See his article here. He's wrong about what Isaiah 9 refers to in its original context, and he's wrong about how the earliest Christians viewed the passage. On the original context, see here and here. On how the earliest Christians understood the passage, see here and my other posts since then that discuss the issues further.
The fact that Isaiah 9 opens with an eighth-century B.C. backdrop doesn't suggest that the entire passage will be fulfilled at that time or shortly after. It can be relevant to an eighth-century B.C. audience and be sufficiently understood by them without being entirely fulfilled at that time or shortly after and without being entirely understood by that initial audience. Jesus' fulfillment of the passage centuries later, without any fulfillment by Hezekiah or somebody else earlier, doesn't mean that the passage has "no relevance to Isaiah’s audience", as Enns claims. It has a lot of relevance, much as unfulfilled eschatology and other types of predictions not yet fulfilled have a lot of relevance to modern Christians.
Enns writes that "It is striking, though, that Matthew doesn’t go on and cite the rest of Isaiah 9, especially verses 6-7". He doesn't need to. It would be absurd to think that Jesus is the figure of the first two verses of the passage, but that verses 6-7 refer to somebody else. Verse 7 refers to David's throne. Jesus' Davidic Messiahship is a major theme in Matthew's gospel. It would be ridiculous to suggest that he thought Isaiah 9:6-7 refers to somebody other than Jesus. Similarly, Jesus only needs to cite a portion of Psalm 22 in order to suggest that the whole Psalm applies to him (Matthew 27:46).
Enns goes on to tell us that Matthew "is only one of two New Testament writers who bother to even tell us about Jesus’s birth". See here regarding the material on Jesus' childhood outside of Matthew and Luke. John's gospel, for example, tells us a substantial amount about Jesus' childhood, including his fulfillment of Isaiah 9. And notice that Jesus' appeal to the opening verses of Isaiah 9 in John 8:12 comes in the context of responding to allegations about issues like his ancestry and birthplace (John 7:41-42, 7:52), which implies that Jesus is intending to appeal to the Isaiah 9 passage as a whole, not just the opening verses. The closing verses of the Isaiah 9 passage, not the opening ones, are the verses that refer to birth and Davidic ancestry (with the implication of a Bethlehem birthplace, for reasons I've gone into elsewhere). The evidence suggests, then, that Jesus is applying the Isaiah 9 passage as a whole to himself in John 8:12. So, Enns' claim that "Connecting Isaiah 9 to Jesus was the work of later church theologians" is false.
Pete Enns is wrong about so much it's hard to catalog. His work with BioLogos is some of his worst.
ReplyDeleteThanks for this.
ReplyDeleteAlex Motyer's commentary has all of the good stuff that Enns manages to sneak in without the garbage.

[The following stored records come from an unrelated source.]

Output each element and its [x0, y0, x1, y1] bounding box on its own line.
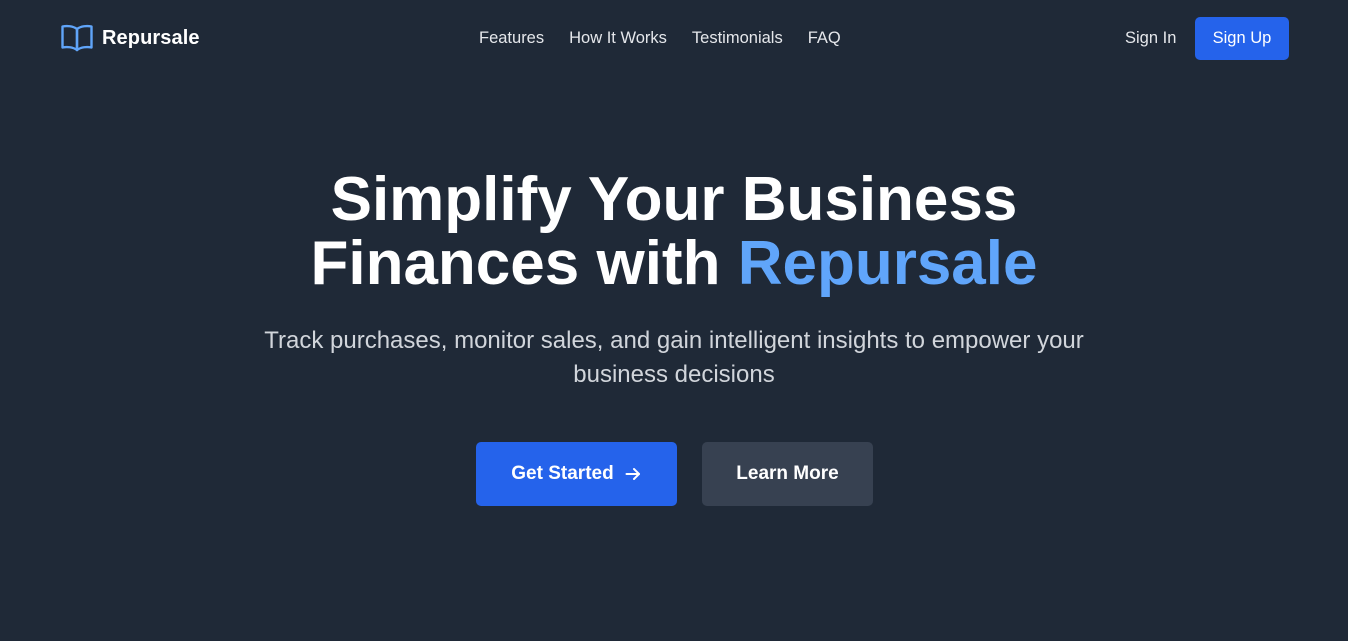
main-nav: Features How It Works Testimonials FAQ [479, 28, 841, 48]
nav-link-features[interactable]: Features [479, 28, 544, 48]
nav-link-how-it-works[interactable]: How It Works [569, 28, 667, 48]
get-started-label: Get Started [511, 463, 614, 484]
hero-subtitle: Track purchases, monitor sales, and gain… [264, 327, 1084, 388]
hero-title-accent: Repursale [737, 229, 1038, 298]
book-open-icon [60, 22, 94, 54]
learn-more-label: Learn More [736, 463, 839, 484]
sign-in-link[interactable]: Sign In [1125, 28, 1176, 48]
nav-link-faq[interactable]: FAQ [808, 28, 841, 48]
hero-title-line1: Simplify Your Business [330, 165, 1018, 234]
brand-name: Repursale [102, 26, 200, 49]
get-started-button[interactable]: Get Started [476, 442, 677, 506]
hero-title: Simplify Your Business Finances with Rep… [0, 168, 1348, 296]
learn-more-button[interactable]: Learn More [702, 442, 873, 506]
nav-link-testimonials[interactable]: Testimonials [692, 28, 783, 48]
top-navbar: Repursale Features How It Works Testimon… [0, 0, 1348, 76]
sign-up-button[interactable]: Sign Up [1195, 17, 1289, 60]
brand-logo[interactable]: Repursale [60, 22, 200, 54]
hero-title-line2: Finances with [310, 229, 738, 298]
arrow-right-icon [624, 465, 642, 483]
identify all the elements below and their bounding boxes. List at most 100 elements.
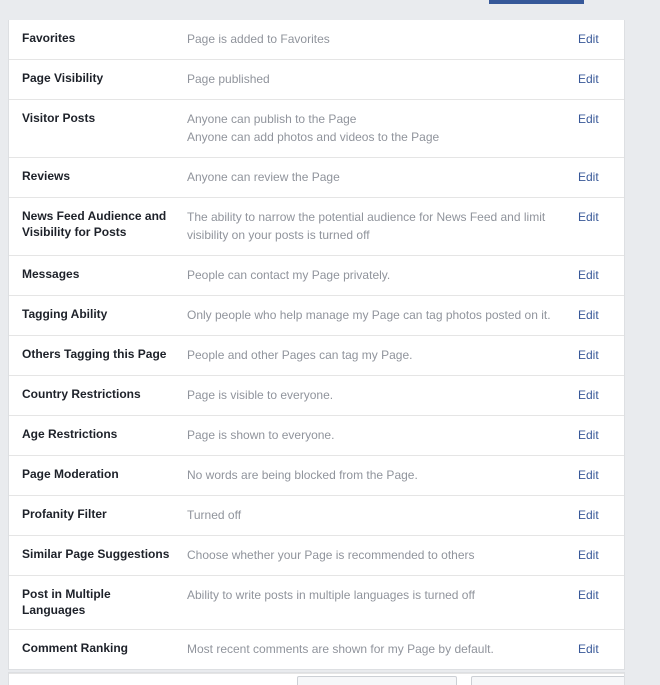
setting-value: Page is shown to everyone. — [177, 426, 578, 444]
edit-link[interactable]: Edit — [578, 468, 599, 482]
setting-label: Similar Page Suggestions — [22, 547, 170, 561]
next-card-divider — [9, 673, 624, 674]
setting-value-line: Anyone can review the Page — [187, 170, 340, 184]
edit-link[interactable]: Edit — [578, 642, 599, 656]
next-card-button-2[interactable] — [471, 676, 624, 685]
edit-link[interactable]: Edit — [578, 428, 599, 442]
setting-action: Edit — [578, 466, 624, 483]
setting-value: No words are being blocked from the Page… — [177, 466, 578, 484]
edit-link[interactable]: Edit — [578, 72, 599, 86]
setting-value: Most recent comments are shown for my Pa… — [177, 640, 578, 658]
setting-action: Edit — [578, 506, 624, 523]
edit-link[interactable]: Edit — [578, 348, 599, 362]
setting-label: Page Visibility — [22, 71, 104, 85]
edit-link[interactable]: Edit — [578, 308, 599, 322]
edit-link[interactable]: Edit — [578, 170, 599, 184]
setting-value: Only people who help manage my Page can … — [177, 306, 578, 324]
setting-value: Ability to write posts in multiple langu… — [177, 586, 578, 604]
setting-value-line: People can contact my Page privately. — [187, 268, 391, 282]
setting-action: Edit — [578, 386, 624, 403]
setting-value-line: Choose whether your Page is recommended … — [187, 548, 475, 562]
edit-link[interactable]: Edit — [578, 210, 599, 224]
setting-action: Edit — [578, 70, 624, 87]
setting-label: Others Tagging this Page — [22, 347, 167, 361]
setting-action: Edit — [578, 346, 624, 363]
setting-action: Edit — [578, 266, 624, 283]
setting-value-line: Only people who help manage my Page can … — [187, 308, 551, 322]
setting-value-line: Page is visible to everyone. — [187, 388, 334, 402]
setting-row: Reviews Anyone can review the Page Edit — [9, 158, 624, 198]
page-gutter — [625, 14, 660, 611]
setting-row: Page Visibility Page published Edit — [9, 60, 624, 100]
setting-row: Profanity Filter Turned off Edit — [9, 496, 624, 536]
setting-row: Messages People can contact my Page priva… — [9, 256, 624, 296]
edit-link[interactable]: Edit — [578, 112, 599, 126]
setting-row: Favorites Page is added to Favorites Edit — [9, 20, 624, 60]
setting-label: News Feed Audience and Visibility for Po… — [22, 209, 167, 239]
setting-value: Page is visible to everyone. — [177, 386, 578, 404]
setting-value-line: Anyone can add photos and videos to the … — [187, 130, 440, 144]
setting-value: Anyone can review the Page — [177, 168, 578, 186]
edit-link[interactable]: Edit — [578, 388, 599, 402]
setting-value: Anyone can publish to the Page Anyone can… — [177, 110, 578, 146]
setting-value: The ability to narrow the potential audi… — [177, 208, 578, 244]
setting-value-line: Page published — [187, 72, 270, 86]
tab-bar-strip — [0, 0, 660, 14]
setting-row: Similar Page Suggestions Choose whether y… — [9, 536, 624, 576]
setting-action: Edit — [578, 208, 624, 225]
edit-link[interactable]: Edit — [578, 588, 599, 602]
setting-value-line: Turned off — [187, 508, 242, 522]
setting-action: Edit — [578, 640, 624, 657]
setting-row: Post in Multiple Languages Ability to wri… — [9, 576, 624, 630]
setting-value-line: Page is added to Favorites — [187, 32, 330, 46]
setting-row: Page Moderation No words are being blocke… — [9, 456, 624, 496]
setting-value-line: visibility on your posts is turned off — [187, 228, 370, 242]
setting-action: Edit — [578, 426, 624, 443]
setting-value: Page published — [177, 70, 578, 88]
setting-row: Country Restrictions Page is visible to e… — [9, 376, 624, 416]
setting-label: Tagging Ability — [22, 307, 108, 321]
setting-value: Turned off — [177, 506, 578, 524]
setting-action: Edit — [578, 306, 624, 323]
edit-link[interactable]: Edit — [578, 32, 599, 46]
setting-value: People and other Pages can tag my Page. — [177, 346, 578, 364]
setting-action: Edit — [578, 110, 624, 127]
setting-value-line: No words are being blocked from the Page… — [187, 468, 418, 482]
setting-row: Others Tagging this Page People and other… — [9, 336, 624, 376]
setting-label: Visitor Posts — [22, 111, 96, 125]
setting-action: Edit — [578, 30, 624, 47]
next-section-card — [8, 672, 625, 685]
setting-label: Messages — [22, 267, 80, 281]
next-card-button-1[interactable] — [297, 676, 457, 685]
setting-action: Edit — [578, 168, 624, 185]
setting-value-line: Anyone can publish to the Page — [187, 112, 357, 126]
setting-label: Reviews — [22, 169, 71, 183]
setting-label: Comment Ranking — [22, 641, 129, 655]
setting-value-line: Most recent comments are shown for my Pa… — [187, 642, 494, 656]
setting-label: Favorites — [22, 31, 76, 45]
setting-label: Profanity Filter — [22, 507, 107, 521]
setting-label: Page Moderation — [22, 467, 119, 481]
setting-label: Country Restrictions — [22, 387, 141, 401]
setting-value-line: The ability to narrow the potential audi… — [187, 210, 546, 224]
active-tab-indicator — [489, 0, 584, 4]
setting-value-line: Ability to write posts in multiple langu… — [187, 588, 475, 602]
setting-label: Post in Multiple Languages — [22, 587, 111, 617]
setting-value: Choose whether your Page is recommended … — [177, 546, 578, 564]
setting-value-line: Page is shown to everyone. — [187, 428, 335, 442]
setting-value-line: People and other Pages can tag my Page. — [187, 348, 413, 362]
setting-value: Page is added to Favorites — [177, 30, 578, 48]
setting-value: People can contact my Page privately. — [177, 266, 578, 284]
general-settings-card: Favorites Page is added to Favorites Edit P… — [8, 20, 625, 670]
setting-action: Edit — [578, 546, 624, 563]
setting-row: Comment Ranking Most recent comments are … — [9, 630, 624, 669]
setting-action: Edit — [578, 586, 624, 603]
edit-link[interactable]: Edit — [578, 508, 599, 522]
setting-row: Visitor Posts Anyone can publish to the P… — [9, 100, 624, 158]
setting-row: News Feed Audience and Visibility for Po… — [9, 198, 624, 256]
setting-row: Age Restrictions Page is shown to everyon… — [9, 416, 624, 456]
setting-row: Tagging Ability Only people who help mana… — [9, 296, 624, 336]
edit-link[interactable]: Edit — [578, 268, 599, 282]
setting-label: Age Restrictions — [22, 427, 118, 441]
edit-link[interactable]: Edit — [578, 548, 599, 562]
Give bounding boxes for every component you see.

Its funny how liberals like Enns want their cake and to eat it to. If it is wrong to connect it to Jesus as allegedly later church fathers did, as well as Matthew, then on what basis can we say its fulfilled in Christ by looking backward? You can't have it both ways.
Par for the course for contemporary biblical studies: immense pomposity at their gift at being unable to muster the most basic literary skills to think through the meaning of the texts allegedly making up their expertise. Not to mention the inexcusable and shameful logical howlers peppered throughout their writing. Enns' argument against it having a distant messianic referent is circular. Authors produce texts of relevance to their audience. Enns assumes that 1) Isaiah (or as he would prefer, the "authors of Isaiah") is not consciously contributing to a canonical literary tradition whose audience extends far beyond the present and 2) that relevance to his audience is identical with nearness in time. The latter point is just asserted without a whit of reasoning, and it doesn't even superficially appear to follow.
ReplyDeleteThe first point is interesting. Isaiah's repeated descriptions of giving prophetic words to communities of disciples who would reflect upon what is written and "wait for the LORD" is programmatic for the thematic center of the prophetic work. Add that to the internal evidence from the Tanach that a canonical arrangement of texts from Genesis to Chronicles (ala Sailhamer, Dempster) was in the view of at least a number of the authors and the total nonexistence of any evidence for the conventional narrative of how the OT canon developed in the third century BC and onwards and we have another reason to not take secular biblical criticism very seriously.